The EU is making progress: almost 30 percent of Europeans in their 20s now have university degree, a share that is three times higher than among those over 60. But unless graduation rates improve further, it will take the EU another two generations to catch- up with the United States.

Moreover, there are concerns over the quality of higher education, not least because funding has not kept pace with growing student numbers.

EU countries invest on average 1.2 percent of their GDP in higher education, compared to 2.6 percent in the US. Only Denmark, Finland and Sweden, which each devote about 1.8 percent of GDP to higher education, come anywhere near the U.S levels.

This translates into an enormous gap in spending per student between the United States and the EU. In 2003, annual expenditure per tertiary student in France, Germany, Italy and Britain averaged under €6,000 compared with €16,700 in the U.S.

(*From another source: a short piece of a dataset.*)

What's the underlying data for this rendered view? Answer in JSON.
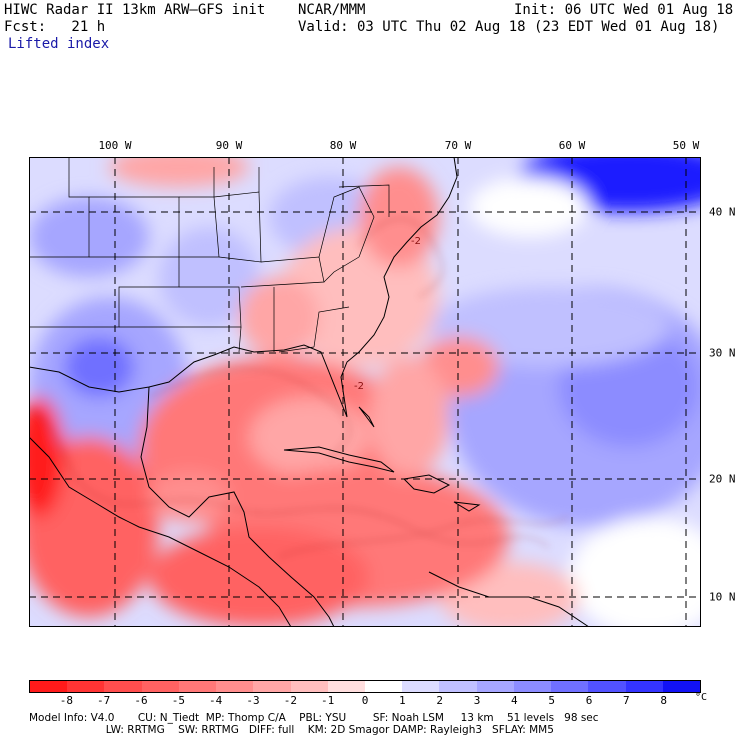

There will be losers in Europe from globalization. However, attempts to insulate economies will prove counterproductive by undermining competitiveness and economic growth, and hence weakening governments' ability to assist or compensate the losers.

Governments need to convince their voters that further reforms — of labor and product markets as well as educations systems — will boost economic growth and safeguard public services and welfare states.

They need to counter the suspicion — particularly widely held in countries like France and Italy — that the benefits of such reforms accrue disproportionately to the better-off and hence will exacerbate inequality.

This need not be the case, as we've seen in the Nordic economies and the Netherlands — Europe's most competitive economies.

Europe as a whole is not about to be left stranded by globalization. Some countries are already doing well. The Nordics stand out, as well as Austria, Finland, Ireland, the Netherlands and Britain.

But a significant number of member states are doing nowhere near enough to ensure they emerge among the winners.

The cost of their inaction is already clear. Over the last 10 years we have already seen a striking reordering of the league table of EU prosperity — with fast reformers such as Ireland, Sweden and Britain rising rapidly and laggards, such as Italy, Portugal, and increasingly France, sliding down the list. Many of the Mediterranean and new member-states really do risk getting stranded by globalization.